Over-emoting in the epicentre of this giant shitstorm is Julianne Moore in a stunning performance as post-supernova star Havana Segrand. Desperation seeps from her every pore as she anguishes over getting the lead role in a remake of the film which made her long-dead mother famous. It is telling that Havana lets her insecurities show to her subordinates but presents a barely credible nonchalant veneer to her peers. The former group are treated (by all the powerful characters) almost as non-people; certainly not worth covering your dirty laundry in front of as illustrated in a perversely delicious bathroom scene—implicit in ‘class structure’ is a natural feed into the tabloid industry but Cronenberg doesn’t touch on this directly. The latter group of vocational equals may be shaded from explicit malice but this is really only a few millimeters away from their beautiful if occasionally ruffled surfaces. Cronenberg and Moore do an excellent job of playing Segrand at the pitiable end of likeable only to have her transmute into the most awful of human beings and back again. Mia Wasikowska brings to bear all her ambiguous qualities in the role of not-so-hapless star seeker Agatha who arrives in L.A., hires a fancy car (driven by recent Cronenberg alumnus Robert Pattinson, an aspiring actor-writer of course!), and enquires after the titular Maps. Indeed the entire support cast sinks their teeth into their universally despicable roles. Evan Bird (AMC’s The Killing) stands out as enfant terrible Benjie Weiss, star of the (fictitious) Bad Babysitter franchise. I also enjoyed both John Cusack and Olivia Williams’s performances as Benjie’s indulgent and equally self-absorbed parents Dr Stafford (self-help guru) and Christina Weiss.

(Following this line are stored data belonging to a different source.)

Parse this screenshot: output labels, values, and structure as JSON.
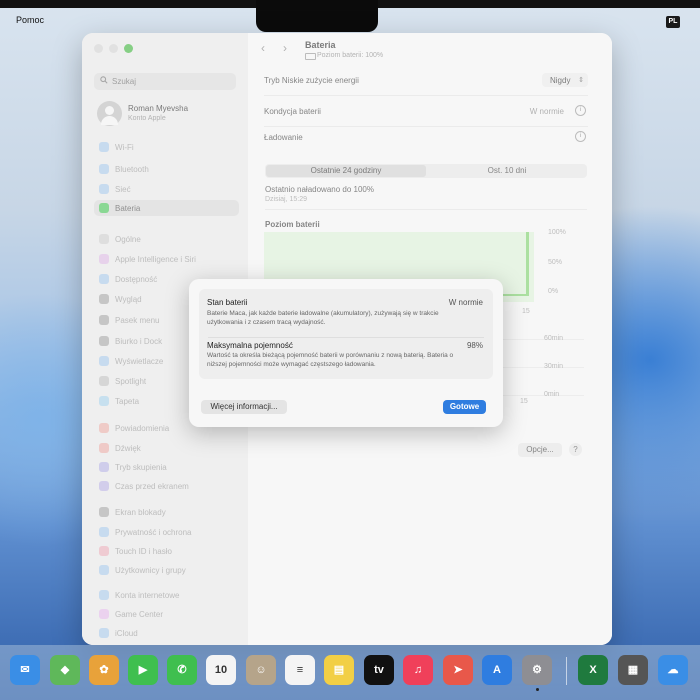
{
  "menubar": {
    "menu": "Pomoc",
    "input_source": "PL"
  },
  "search": {
    "placeholder": "Szukaj"
  },
  "profile": {
    "name": "Roman Myevsha",
    "subtitle": "Konto Apple"
  },
  "sidebar": {
    "items": [
      {
        "label": "Wi-Fi",
        "icon": "wifi-icon",
        "color": "#3a8ee6"
      },
      {
        "label": "Bluetooth",
        "icon": "bluetooth-icon",
        "color": "#3a8ee6"
      },
      {
        "label": "Sieć",
        "icon": "globe-icon",
        "color": "#3a8ee6"
      },
      {
        "label": "Bateria",
        "icon": "battery-icon",
        "color": "#4cc35b",
        "selected": true
      },
      {
        "label": "Ogólne",
        "icon": "gear-icon",
        "color": "#9a9a9a"
      },
      {
        "label": "Apple Intelligence i Siri",
        "icon": "siri-icon",
        "color": "#c46ad8"
      },
      {
        "label": "Dostępność",
        "icon": "accessibility-icon",
        "color": "#3a8ee6"
      },
      {
        "label": "Wygląd",
        "icon": "appearance-icon",
        "color": "#333333"
      },
      {
        "label": "Pasek menu",
        "icon": "menubar-icon",
        "color": "#333333"
      },
      {
        "label": "Biurko i Dock",
        "icon": "dock-icon",
        "color": "#333333"
      },
      {
        "label": "Wyświetlacze",
        "icon": "display-icon",
        "color": "#3a8ee6"
      },
      {
        "label": "Spotlight",
        "icon": "spotlight-icon",
        "color": "#7a7a7a"
      },
      {
        "label": "Tapeta",
        "icon": "wallpaper-icon",
        "color": "#3aa7e6"
      },
      {
        "label": "Powiadomienia",
        "icon": "bell-icon",
        "color": "#e64b3a"
      },
      {
        "label": "Dźwięk",
        "icon": "speaker-icon",
        "color": "#e6453a"
      },
      {
        "label": "Tryb skupienia",
        "icon": "moon-icon",
        "color": "#5b4fd6"
      },
      {
        "label": "Czas przed ekranem",
        "icon": "hourglass-icon",
        "color": "#6a4fd6"
      },
      {
        "label": "Ekran blokady",
        "icon": "lock-screen-icon",
        "color": "#333333"
      },
      {
        "label": "Prywatność i ochrona",
        "icon": "hand-icon",
        "color": "#3a8ee6"
      },
      {
        "label": "Touch ID i hasło",
        "icon": "fingerprint-icon",
        "color": "#e64b6a"
      },
      {
        "label": "Użytkownicy i grupy",
        "icon": "users-icon",
        "color": "#3a8ee6"
      },
      {
        "label": "Konta internetowe",
        "icon": "at-icon",
        "color": "#3a8ee6"
      },
      {
        "label": "Game Center",
        "icon": "gamecenter-icon",
        "color": "#d86ae6"
      },
      {
        "label": "iCloud",
        "icon": "cloud-icon",
        "color": "#3a8ee6"
      }
    ]
  },
  "main": {
    "title": "Bateria",
    "subtitle": "Poziom baterii: 100%",
    "low_power": {
      "label": "Tryb Niskie zużycie energii",
      "value": "Nigdy"
    },
    "condition": {
      "label": "Kondycja baterii",
      "value": "W normie"
    },
    "charging": {
      "label": "Ładowanie"
    },
    "tabs": [
      "Ostatnie 24 godziny",
      "Ost. 10 dni"
    ],
    "last_charged": "Ostatnio naładowano do 100%",
    "last_charged_time": "Dzisiaj, 15:29",
    "options_button": "Opcje...",
    "help_button": "?"
  },
  "chart_data": [
    {
      "type": "area",
      "title": "Poziom baterii",
      "y_ticks": [
        "100%",
        "50%",
        "0%"
      ],
      "x_ticks": [
        "15"
      ],
      "ylim": [
        0,
        100
      ],
      "note": "level shown near 100% then charged spike at right edge",
      "color": "#7fcf6e"
    },
    {
      "type": "bar",
      "y_ticks": [
        "60min",
        "30min",
        "0min"
      ],
      "x_ticks": [
        "15"
      ]
    }
  ],
  "sheet": {
    "state_title": "Stan baterii",
    "state_value": "W normie",
    "state_desc": "Baterie Maca, jak każde baterie ładowalne (akumulatory), zużywają się w trakcie użytkowania i z czasem tracą wydajność.",
    "capacity_title": "Maksymalna pojemność",
    "capacity_value": "98%",
    "capacity_desc": "Wartość ta określa bieżącą pojemność baterii w porównaniu z nową baterią. Bateria o niższej pojemności może wymagać częstszego ładowania.",
    "more_button": "Więcej informacji...",
    "done_button": "Gotowe",
    "accent": "#2f7de0"
  },
  "dock": {
    "apps": [
      {
        "name": "mail-icon",
        "color": "#3a8ee6",
        "glyph": "✉"
      },
      {
        "name": "maps-icon",
        "color": "#5fb85a",
        "glyph": "◆"
      },
      {
        "name": "photos-icon",
        "color": "#e8a23a",
        "glyph": "✿"
      },
      {
        "name": "facetime-icon",
        "color": "#3fbf4f",
        "glyph": "▶"
      },
      {
        "name": "phone-icon",
        "color": "#3fbf4f",
        "glyph": "✆"
      },
      {
        "name": "calendar-icon",
        "color": "#f4f4f4",
        "glyph": "10"
      },
      {
        "name": "contacts-icon",
        "color": "#b5a48a",
        "glyph": "☺"
      },
      {
        "name": "reminders-icon",
        "color": "#f4f4f4",
        "glyph": "≡"
      },
      {
        "name": "notes-icon",
        "color": "#f2cf45",
        "glyph": "▤"
      },
      {
        "name": "appletv-icon",
        "color": "#111111",
        "glyph": "tv"
      },
      {
        "name": "music-icon",
        "color": "#f0405a",
        "glyph": "♫"
      },
      {
        "name": "launchpad-icon",
        "color": "#e8584a",
        "glyph": "➤"
      },
      {
        "name": "appstore-icon",
        "color": "#2f7de0",
        "glyph": "A"
      },
      {
        "name": "system-settings-icon",
        "color": "#8e8e93",
        "glyph": "⚙"
      },
      {
        "name": "excel-icon",
        "color": "#1f7a3e",
        "glyph": "X"
      },
      {
        "name": "calculator-icon",
        "color": "#555555",
        "glyph": "▦"
      },
      {
        "name": "weather-icon",
        "color": "#3a8ee6",
        "glyph": "☁"
      }
    ]
  }
}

Maps to the Stars shares some thematic DNA with David Lynch’s more surreally self-obfuscating Hollywood dissection Mulholland Drive (2001), though Cronenberg and co. pick a generally brighter, harsher visual aesthetic. Where Cronenberg’s project falls down at times is in the writing, which sees the narrative stutter and stumble into self-reflexive knots. This, and the fact that virtually all the characters are dislikeable, may likely present problems for some viewers but if you can connect with the wry, sometimes acerbic humour on display, you’ll find there is plenty of thoughtful mirth to be mined therein.